Uruguay’s concern with inflation risks and instruments to ‘mitigate’ its impact was underlined by the region’s representative at the IMF Monetary and Financial Committee meeting in Washington where the IMF and World Bank are holding their spring meetings.
“Challenges to the Uruguayan economy continue to be considerable, particularly in the current world economic situation which is generating a high dose of uncertainty and specifically a significant increase in inflationary pressures”.
The statement on the Uruguayan chapter was done by Chile’s central bank president Jose De Gregorio, the country that holds the ‘chair’ of the committee shared by Argentina, Bolivia, Paraguay, Peru and Uruguay. Each country chapter is prepared by each of the delegations.
In the report Uruguayan authorities mention that to combat inflationary pressures last March 23, the Monetary Policy Rate was increased above market expectations from 6.5% to 7.5% and the Economy ministry has reiterated its commitment to accompany those efforts in the “fiscal field”.
The Uruguayan chapter also strongly supports “a flexible exchange rate as the most appropriate to absorb external shocks in a small open economy as Uruguay’s, limiting its foreign exchange interventions to help soften volatility”.
Exchange rate flexibility and measures to prevent the rapid appreciation of local currencies against the US dollar was intensely debated over the weekend in the IMF meeting.
This was particularly emphasized by Brazil’s Finance minister Guido Mantega reacting to developed countries request to the IMF for closer monitoring of capital controls that are being implemented to prevent the appreciation of local currencies.
“Ironically some of the countries responsible for the worst crisis since the Great Depression and that still must solve their domestic problems, are impatient when it comes to dictating codes of conducts to the rest of the world”, said Mantega.
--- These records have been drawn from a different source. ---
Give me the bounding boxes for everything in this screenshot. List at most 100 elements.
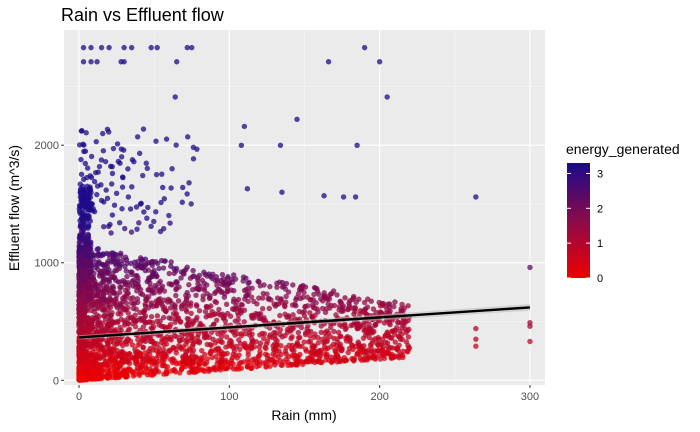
scatter-point — [256, 344, 263, 350]
scatter-point — [85, 284, 91, 291]
trend-line-group — [78, 304, 531, 340]
scatter-point — [321, 193, 327, 199]
scatter-point — [238, 310, 244, 316]
scatter-point — [308, 296, 314, 303]
scatter-point — [318, 347, 325, 353]
scatter-point — [203, 330, 209, 336]
scatter-point — [146, 351, 153, 357]
scatter-point — [265, 296, 272, 302]
scatter-point — [248, 342, 254, 349]
scatter-point — [178, 366, 185, 373]
scatter-point — [109, 250, 115, 256]
scatter-point — [184, 308, 190, 315]
scatter-point — [144, 165, 150, 172]
scatter-point — [378, 342, 384, 348]
scatter-point — [125, 194, 132, 200]
scatter-point — [288, 345, 295, 352]
scatter-point — [226, 280, 232, 286]
scatter-point — [122, 320, 128, 326]
scatter-point — [298, 324, 305, 331]
scatter-point — [121, 307, 127, 313]
x-axis-title: Rain (mm) — [271, 407, 336, 423]
scatter-point — [187, 303, 194, 309]
scatter-point — [168, 281, 175, 287]
scatter-point — [168, 185, 174, 191]
scatter-point — [473, 336, 479, 342]
scatter-point — [245, 362, 251, 369]
scatter-point — [129, 320, 135, 327]
scatter-point — [154, 313, 161, 319]
scatter-point — [244, 185, 251, 192]
scatter-point — [184, 44, 190, 51]
scatter-point — [303, 330, 309, 336]
scatter-point — [142, 350, 148, 356]
scatter-point — [180, 336, 186, 343]
scatter-point — [255, 360, 261, 366]
scatter-point — [122, 263, 128, 270]
scatter-point — [322, 344, 328, 350]
scatter-point — [135, 283, 142, 289]
scatter-point — [238, 142, 245, 149]
scatter-point — [240, 359, 247, 365]
scatter-point — [166, 270, 172, 277]
scatter-point — [168, 259, 174, 265]
scatter-point — [172, 94, 178, 100]
scatter-point — [142, 338, 149, 345]
scatter-point — [101, 199, 107, 205]
scatter-point — [189, 351, 196, 357]
scatter-point — [137, 315, 144, 322]
scatter-point — [299, 284, 305, 290]
scatter-point — [293, 343, 299, 349]
scatter-point — [106, 317, 113, 324]
scatter-point — [106, 129, 112, 135]
scatter-point — [375, 336, 382, 343]
scatter-point — [151, 290, 158, 296]
scatter-point — [132, 371, 138, 378]
scatter-point — [136, 220, 142, 226]
scatter-point — [190, 267, 196, 274]
scatter-point — [108, 230, 114, 236]
scatter-point — [125, 166, 131, 172]
scatter-point — [153, 171, 160, 178]
scatter-point — [406, 344, 412, 351]
scatter-point — [160, 314, 167, 321]
scatter-point — [214, 282, 220, 288]
scatter-point — [124, 273, 130, 280]
scatter-point — [248, 294, 255, 300]
scatter-point — [138, 362, 144, 368]
y-axis-title: Effluent flow (m^3/s) — [6, 145, 22, 271]
scatter-point — [195, 331, 201, 337]
scatter-point — [93, 138, 99, 145]
scatter-point — [263, 341, 270, 347]
y-tick-label: 1000 — [35, 258, 59, 270]
scatter-point — [95, 320, 101, 326]
scatter-point — [88, 201, 95, 207]
scatter-point — [129, 157, 136, 163]
scatter-point — [387, 344, 394, 351]
scatter-point — [283, 293, 289, 300]
scatter-point — [358, 348, 364, 355]
scatter-point — [110, 285, 117, 291]
scatter-point — [346, 300, 352, 306]
scatter-point — [212, 340, 219, 346]
scatter-point — [88, 44, 94, 51]
scatter-point — [309, 344, 315, 351]
scatter-point — [129, 342, 136, 348]
scatter-point — [186, 346, 193, 352]
scatter-point — [94, 371, 100, 377]
scatter-point — [295, 291, 302, 297]
scatter-point — [121, 147, 127, 153]
scatter-point — [100, 348, 107, 354]
scatter-point — [282, 303, 288, 310]
scatter-point — [94, 191, 100, 198]
scatter-point — [137, 255, 144, 261]
scatter-point — [109, 212, 116, 218]
scatter-point — [143, 160, 149, 166]
scatter-point — [95, 245, 102, 252]
scatter-point — [86, 360, 93, 366]
scatter-point — [161, 196, 168, 202]
scatter-point — [147, 284, 154, 290]
scatter-point — [309, 358, 315, 365]
scatter-point — [131, 301, 137, 307]
scatter-point — [88, 153, 95, 160]
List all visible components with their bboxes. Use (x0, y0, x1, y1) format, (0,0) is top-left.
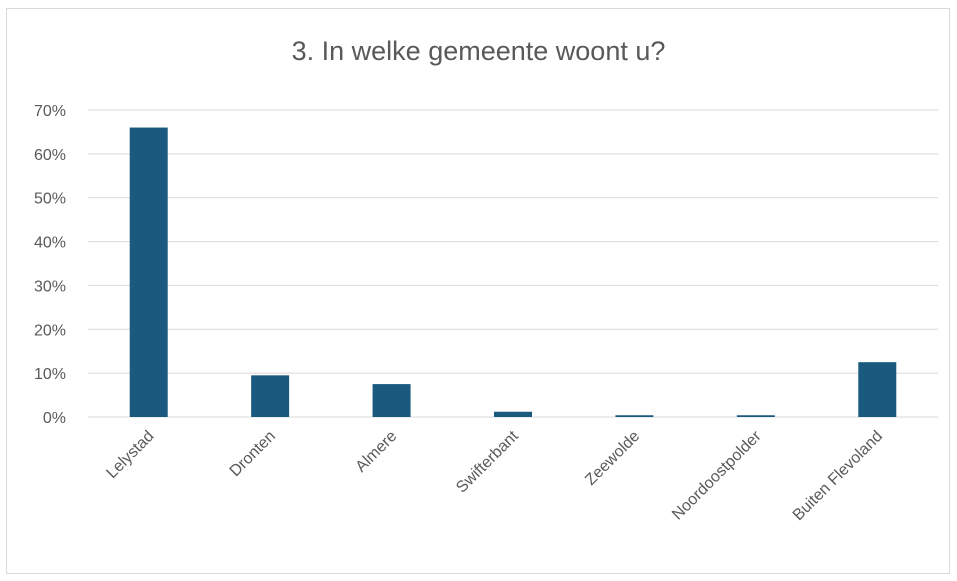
x-tick-label: Almere (353, 428, 401, 476)
gridlines (88, 109, 938, 418)
y-tick-label: 20% (34, 322, 66, 339)
chart-title: 3. In welke gemeente woont u? (291, 36, 666, 66)
bar (736, 415, 775, 417)
y-tick-label: 10% (34, 366, 66, 383)
y-tick-label: 70% (34, 103, 66, 120)
x-axis-ticks: Lelystad Dronten Almere Swifterbant Zeewolde… (103, 427, 886, 524)
y-tick-label: 60% (34, 147, 66, 164)
bar (494, 411, 532, 417)
y-tick-label: 0% (43, 410, 66, 427)
bars (129, 127, 897, 418)
y-tick-label: 30% (34, 278, 66, 295)
x-tick-label: Dronten (227, 428, 279, 480)
bar (615, 415, 654, 417)
y-tick-label: 40% (34, 235, 66, 252)
bar (372, 384, 411, 417)
bar (858, 362, 897, 417)
x-tick-label: Lelystad (103, 428, 157, 482)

The Brazilian minister said that countries such as Brazil and Colombia “can’t support for any longer the over appreciation of their exchange rates” and defended the implementation of capital control measures.
However De Gregorio speaking for Chile, Argentina, Bolivia, Paraguay, Peru and Uruguay said they are ‘sceptical that capital vigilance principles could be useful currently’, adding that “history has proved that financial integration has advanced in spite of short term turbulences, without specific guides or a structured multilateral process”.
Last week Uruguayan president Jose Mujica talked about the issue in his daily broadcast describing inflation as a ‘curse’ with no ‘magic solutions, but with tools’ to combat it, although it won’t have a neutral impact and people can suffer.
Inflation in the last twelve months to March reached 8.17%, while a poll from the Central bank shows that most analysts believe 2011 inflation will average 7.51%, which is above the bank’s target.
However he also pointed out that the most serious problem comes from the “falling tendency of the US dollar, which from the Brazilian side threatens us daily”.
Vice-President Danilo Astori referred to the issue saying Uruguayan authorities are working to make compatible two policies: combating inflation and “avoiding off-alignments with the exchange rate”.
He added that “no significant effect in a near future” can be expected regarding Brazil’s foreign exchange policy.